Ursachen auf der Ebene des logischen Datenverkehrs stellen im Profinet mit Abstand den häufigsten Grund für instabile Kommunikation im Netzwerk dar. Der Vollständigkeit halber sind aber auch physische Ursachen (zum Beispiel Kabelbiegungen, abgeschliffene Kontakte oder Verschmutzungen) beziehungsweise elektromagnetische Einflüsse (zum Beispiel Störströme auf den Abschirmungen) neben menschlichem Versagen als mögliche Störquellen zu erwähnen.

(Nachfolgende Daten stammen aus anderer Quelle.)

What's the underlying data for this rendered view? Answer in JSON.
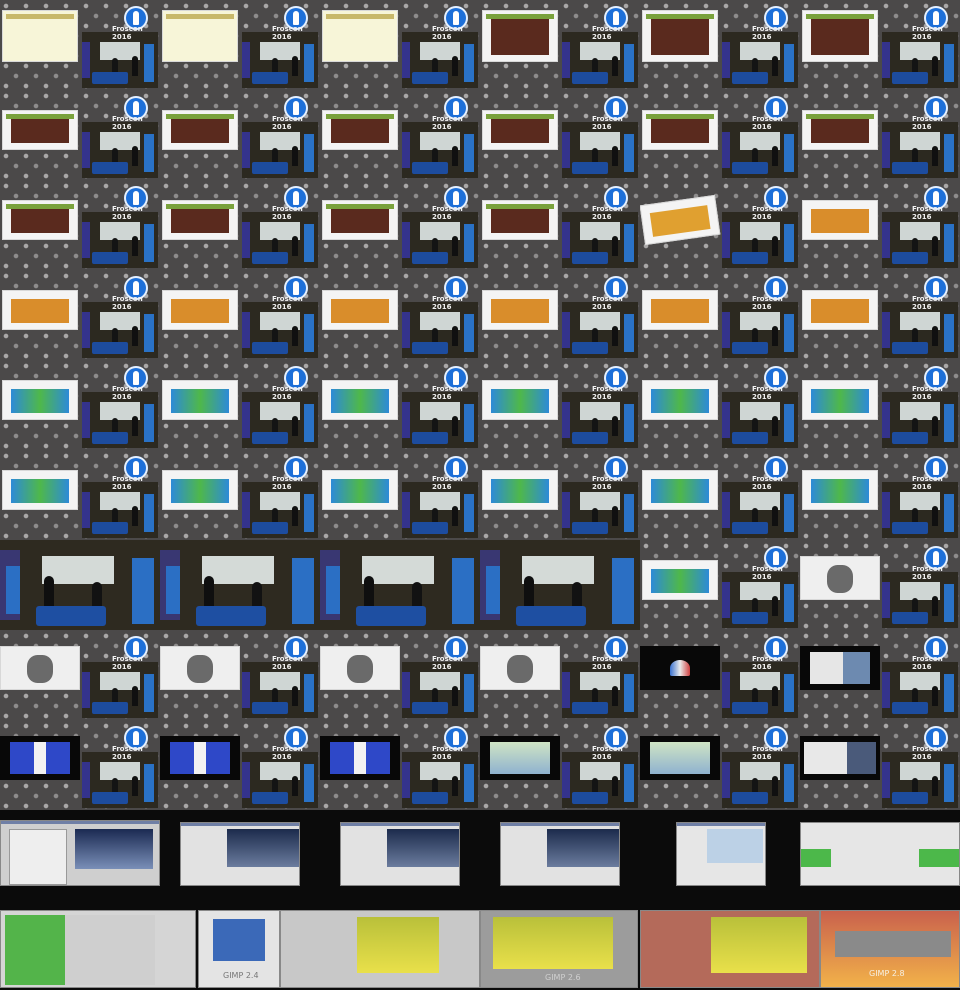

Die Basis für eine stabile Profinet-Kommunikation wird bereits in der Planungsphase gelegt. Unter Zuhilfenahme eines entsprechenden Engineering Tools lassen sich Netzwerkauslegung und -struktur simulieren, um bereits im Vorfeld eines effektiven Aufbaus Sicherheit zu schaffen. Von Anfang an sollte ein Monitoring-System fest eingeplant sein, das die Kommunikationsqualität permanent überprüft und die relevanten Zustandsdaten für eine mögliche Ursachenforschung im Fehlerfall bereithält. Passen die Parameter der Netzwerkauslegung mit den Prozessanforderungen perfekt zusammen, steht einer langfristig stabilen und sicheren Kommunikation im Profinet-Netzwerk nichts mehr im Wege.